AMD is preparing a revolutionary upgrade for its Radeon graphics cards with the upcoming RDNA 5 (Navi 5x) architecture, which marks a significant shift toward a multi-chiplet GPU configuration aimed at overcoming limitations of monolithic GPU designs.
What Is a Chiplet Design and Why Does It Matter?
Traditional high-end GPUs are typically monolithic, meaning all GPU components such as compute units, memory controllers, and cache reside on a single large silicon die. This approach faces significant challenges as chip sizes increase—higher manufacturing costs, lower yields, and thermal bottlenecks.
Chiplet architectures break down the GPU into smaller “chiplets” or dies, interconnected via advanced interposer or packaging technologies (e.g., 2.5D, 3.5D stack). This modular approach allows AMD to boost performance by increasing compute resources while controlling costs and power consumption.
RDNA 5’s Multi-Chiplet Approach
According to AMD Senior Fellow Laks Pappu and recent leaks, RDNA 5 will feature:
- Multiple GPU chiplets communicating through a “smart switch” of data-fabric circuits to optimize memory access and minimize latency.
- Each chiplet equipped with its own L1 and L2 caches but sharing a large, unified L3 cache—similar in concept to AMD's groundbreaking 3D V-Cache technology.
- Support for stacked DRAM integrated in the multi-chiplet design to enhance bandwidth.
This design aims to deliver:
- Significantly more compute units (CUs), potentially up to 96 CUs or beyond, scaling performance up by 50%+ compared to RDNA 4.
- Lower production costs by improving chip yields and offering versatile GPU configurations.
- Better power efficiency and thermal management through modular chiplet layouts.
Competitive Edge and Market Impact
With NVIDIA currently dominating the high-end GPU space, AMD is leveraging chiplets and architectural refinements in RDNA 5 to reclaim market share by offering performance and efficiency improvements not feasible with monolithic designs alone.

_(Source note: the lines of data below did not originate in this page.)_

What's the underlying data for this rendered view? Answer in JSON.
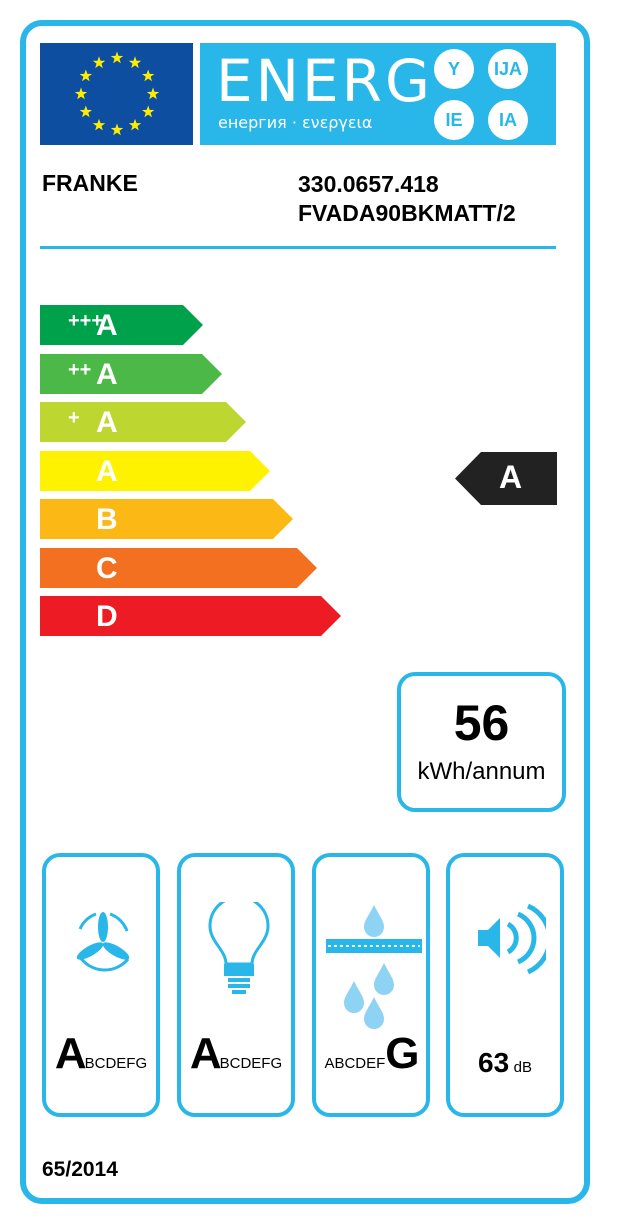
{
  "header": {
    "logo_text": "ENERG",
    "logo_subtitle": "енергия · ενεργεια",
    "language_circles": [
      "Y",
      "IJA",
      "IE",
      "IA"
    ]
  },
  "supplier": "FRANKE",
  "model": {
    "code": "330.0657.418",
    "name": "FVADA90BKMATT/2"
  },
  "scale": [
    {
      "label": "A",
      "plus": "+++",
      "color": "#00a14b"
    },
    {
      "label": "A",
      "plus": "++",
      "color": "#4cb848"
    },
    {
      "label": "A",
      "plus": "+",
      "color": "#bed630"
    },
    {
      "label": "A",
      "plus": "",
      "color": "#fff200"
    },
    {
      "label": "B",
      "plus": "",
      "color": "#fcb814"
    },
    {
      "label": "C",
      "plus": "",
      "color": "#f37021"
    },
    {
      "label": "D",
      "plus": "",
      "color": "#ed1c24"
    }
  ],
  "energy_class": "A",
  "consumption": {
    "value": "56",
    "unit": "kWh/annum"
  },
  "features": [
    {
      "icon": "fan-icon",
      "big": "A",
      "rest": "BCDEFG"
    },
    {
      "icon": "light-bulb-icon",
      "big": "A",
      "rest": "BCDEFG"
    },
    {
      "icon": "grease-filter-icon",
      "pre": "ABCDEF",
      "big": "G"
    },
    {
      "icon": "speaker-icon",
      "value": "63",
      "unit": "dB"
    }
  ],
  "regulation": "65/2014",
  "colors": {
    "accent": "#29b6e8",
    "flag": "#0d4ea1",
    "star": "#ffed00"
  }
}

Expect RDNA 5-based GPUs to power next-gen gaming PCs and consoles like the PlayStation 6, where huge gains in ray tracing, traditional rendering, and AI workloads are anticipated.
Timeline and Expectations
RDNA 5 is believed to be entering tape-out or validation phases as of mid-2025, with a planned launch around late 2026 to early 2027. Early internal testing and driver development are underway, promising a major leap in GPU technology and performance.
Conclusion
AMD’s transition to chiplet-based RDNA 5 GPUs promises to redefine consumer graphics, offering scalability, performance, and efficiency gains that address the physical limits of monolithic GPUs. If successful, this architecture will strengthen AMD’s fight against NVIDIA’s high-end dominance and usher in a new era for graphics technology.